Стали беседовать на отвлечённые темы. Лиза рассмеялась своим воспоминаниям.
- Что ты вспомнила, поделись.
- Сегодня выписывали мичмана, деда Максима. Он у нас каждый год раза по три лежит. Наша техничка, его жена, баба Маша заехала за ним на такси. Она, надо тебе знать, на вид - живая смерть, кожа, да кости. Лицо - череп, обтянутый кожей. Да ещё накинула на себя мужнин, морской, чёрный плащ с капюшоном.
- Плащ-палаткой называется этот плащ.
- Да ещё, додумалась, купила в хозяйственном магазине косу и прямо с ней давай бегать по больнице. Я сама, как увидела её в отделении, - вздрогнула. Небо чёрное из-за туч, громыхает, сверкают молнии. И она в таком виде по отделению бегает, своего благоверного ищет, чтобы с ним вместе на дачу ехать. Забежала в двадцать восьмую палату, там наделала переполох. Учитель танцев, Борис Парфёнов, как увидел старуху с косой, закричал не своим голосом: "Уйди, Костлявая, ты ошиблась!" - "Не кричи. Чего разорался, - окинув палату взором, парировала баба Настя, - сама вижу, что старика моего здесь нет". Развернулась и ушла. Вечером к Парфёнову пришла жена с гостинцами. Слышу, Борис Сергеевич ей серьёзно так говорит: "За мной, Наташа, сегодня Смерть приходила" - "Ты меня разыгрываешь?", - смеётся Наташа. "Да нет же. Старуха в чёрном капюшоне и сейчас перед глазами стоит. Представь себе, я даже ценник на её косе успел рассмотреть" - "Тогда это точно Смерть. Интересно узнать, почём на том свете косы?". Но Парфёнова даже это не успокоило.

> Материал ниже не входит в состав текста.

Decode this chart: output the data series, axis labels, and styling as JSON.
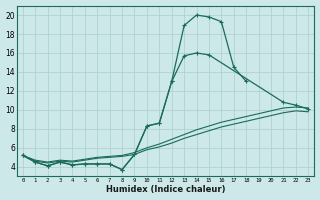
{
  "xlabel": "Humidex (Indice chaleur)",
  "bg_color": "#cce8e8",
  "grid_color": "#aacece",
  "line_color": "#1a6b5a",
  "xlim": [
    -0.5,
    23.5
  ],
  "ylim": [
    3,
    21
  ],
  "xticks": [
    0,
    1,
    2,
    3,
    4,
    5,
    6,
    7,
    8,
    9,
    10,
    11,
    12,
    13,
    14,
    15,
    16,
    17,
    18,
    19,
    20,
    21,
    22,
    23
  ],
  "yticks": [
    4,
    6,
    8,
    10,
    12,
    14,
    16,
    18,
    20
  ],
  "line1_x": [
    0,
    1,
    2,
    3,
    4,
    5,
    6,
    7,
    8,
    9,
    10,
    11,
    12,
    13,
    14,
    15,
    16,
    17,
    18
  ],
  "line1_y": [
    5.2,
    4.5,
    4.1,
    4.5,
    4.2,
    4.3,
    4.3,
    4.3,
    3.7,
    5.3,
    8.3,
    8.6,
    13.0,
    18.9,
    20.0,
    19.8,
    19.3,
    14.5,
    13.0
  ],
  "line2_x": [
    0,
    1,
    2,
    3,
    4,
    5,
    6,
    7,
    8,
    9,
    10,
    11,
    12,
    13,
    14,
    15,
    21,
    22,
    23
  ],
  "line2_y": [
    5.2,
    4.5,
    4.1,
    4.5,
    4.2,
    4.3,
    4.3,
    4.3,
    3.7,
    5.3,
    8.3,
    8.6,
    13.0,
    15.7,
    16.0,
    15.8,
    10.8,
    10.5,
    10.1
  ],
  "line3_x": [
    0,
    1,
    2,
    3,
    4,
    5,
    6,
    7,
    8,
    9,
    10,
    11,
    12,
    13,
    14,
    15,
    16,
    17,
    18,
    19,
    20,
    21,
    22,
    23
  ],
  "line3_y": [
    5.2,
    4.7,
    4.5,
    4.7,
    4.6,
    4.8,
    5.0,
    5.1,
    5.2,
    5.5,
    6.0,
    6.4,
    6.9,
    7.4,
    7.9,
    8.3,
    8.7,
    9.0,
    9.3,
    9.6,
    9.9,
    10.2,
    10.3,
    10.2
  ],
  "line4_x": [
    0,
    1,
    2,
    3,
    4,
    5,
    6,
    7,
    8,
    9,
    10,
    11,
    12,
    13,
    14,
    15,
    16,
    17,
    18,
    19,
    20,
    21,
    22,
    23
  ],
  "line4_y": [
    5.2,
    4.6,
    4.4,
    4.6,
    4.5,
    4.7,
    4.9,
    5.0,
    5.1,
    5.3,
    5.8,
    6.1,
    6.5,
    7.0,
    7.4,
    7.8,
    8.2,
    8.5,
    8.8,
    9.1,
    9.4,
    9.7,
    9.9,
    9.8
  ]
}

Рассказывая про техничку, Лиза хохотала.
- Это готовый рассказ. Даже, если ты всё это выдумала.
- Такое разве придумаешь, я тебя с бабой Машей познакомлю, она мои слова подтвердит.

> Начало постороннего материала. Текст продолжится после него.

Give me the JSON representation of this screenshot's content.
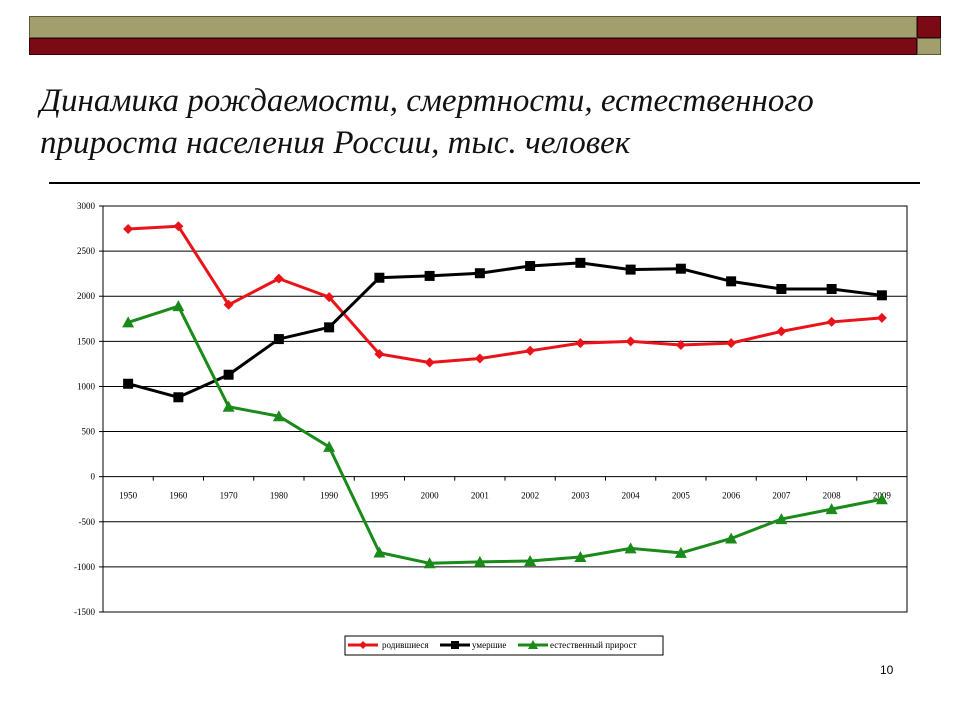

- Так весело про старуху с косой в кардиологическом отделении может рассказывать только молодая, совершенно здоровая медсестра Лисицына.
- Так ты напишешь об этом?
- Я же не Булгаков, не Аверченко, не Зощенко. Они бы что-нибудь из этого выкрутили. Но сюжет сам по себе банальный. Старуха с косой, - ну и что?
- Скучный ты человек. Если бы я писала рассказы, я писала бы только весёлые вещи, от которых хочется жить. Тебе разве не было смешно, когда ты меня слушал? Я заметила, ты улыбался.
Лиза расстегнула нижнюю пуговку на своём халате и снова взгромоздилась на колени к Нелепову.